Betapa pun juga, tingkat kepandaian Tek Hoat masih jauh di atas tingkat Ceng Ceng, dan mulailah Tek
Hoat mendesaknya. Akan tetapi, sejak dahulu, ada perasaan aneh di dalam hati pemuda ini terhadap Ceng
Ceng, rasa suka yang aneh, maka sekarang pun dia merasa tidak tega untuk merobohkan Ceng Ceng.
“Ceng Ceng, kau mundurlah dan jangan tolol membela Tambolon!” beberapa kali Tek Hoat berseru
kepadanya.
Ceng Ceng maklum bahwa Tek Hoat membela Bhutan dan salah menduga dia menjadi kaki tangan
Tambolon. Akan tetapi dia tidak peduli. Dengan Tek Hoat dia mempunyai urusan pribadi yang tidak ada
sangkut-pautnya dengan Bhutan atau Tambolon, dan dia tidak mau membela diri dari tuduhan itu.

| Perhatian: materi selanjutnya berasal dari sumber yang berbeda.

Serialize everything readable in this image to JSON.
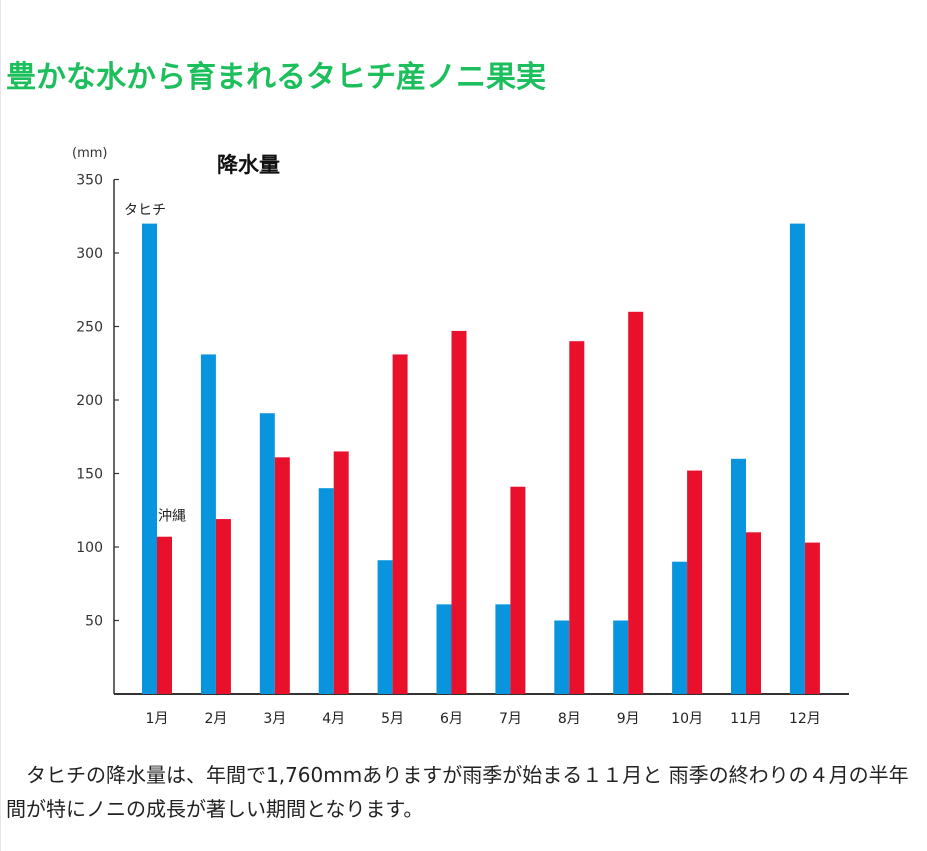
{
  "heading": "豊かな水から育まれるタヒチ産ノニ果実",
  "caption": "タヒチの降水量は、年間で1,760mmありますが雨季が始まる１１月と 雨季の終わりの４月の半年間が特にノニの成長が著しい期間となります。",
  "colors": {
    "heading": "#1cbf5c",
    "tahiti": "#0895dd",
    "okinawa": "#e8102a",
    "axis": "#333333"
  },
  "chart_data": {
    "type": "bar",
    "title": "降水量",
    "ylabel": "(mm)",
    "xlabel": "",
    "ylim": [
      0,
      350
    ],
    "yticks": [
      50,
      100,
      150,
      200,
      250,
      300,
      350
    ],
    "grid": false,
    "legend": "series labels placed on first bars",
    "categories": [
      "1月",
      "2月",
      "3月",
      "4月",
      "5月",
      "6月",
      "7月",
      "8月",
      "9月",
      "10月",
      "11月",
      "12月"
    ],
    "series": [
      {
        "name": "タヒチ",
        "color": "#0895dd",
        "values": [
          320,
          231,
          191,
          140,
          91,
          61,
          61,
          50,
          50,
          90,
          160,
          320
        ]
      },
      {
        "name": "沖縄",
        "color": "#e8102a",
        "values": [
          107,
          119,
          161,
          165,
          231,
          247,
          141,
          240,
          260,
          152,
          110,
          103
        ]
      }
    ]
  }
}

Dia tidak
takut mati, bahkan kalau dia tidak dapat menangkap Tek Hoat, biarlah dia mati menyusul Topeng Setan.
Coba kalau ada Topeng Setan di sisinya, Tek Hoat ini tentu tidak berani banyak lagak terhadap dirinya!
Teringat akan Topeng Setan, hatinya berduka sekali dan dia menjadi makin nekat!
Tek Hoat merasa kewalahan juga ketika Ceng Ceng menyerangnya lebih hebat dan lebih nekat, seolaholah
dara itu tidak mempedulikan keselamatan dirinya sendiri. “Ceng Ceng, jangan bodoh kau, mundurlah!
Kalau tidak, terpaksa aku akan membunuhmu!”
“Sombong, keparat keji! Siapa takut mampus?” Ceng Ceng membentak marah sekali, lalu menerjang lagi
seperti seekor singa betina menghantam kepala Tek Hoat dengan tangan kanannya.
“Plakkkk...!”
Tek Hoat cepat menyambar pergelangan tangan Ceng Ceng. Ketika tangan kiri Ceng Ceng menampar, dia
cepat menangkis sedemikian kuatnya sehingga pasangan kuda-kuda kaki Ceng Ceng tergempur.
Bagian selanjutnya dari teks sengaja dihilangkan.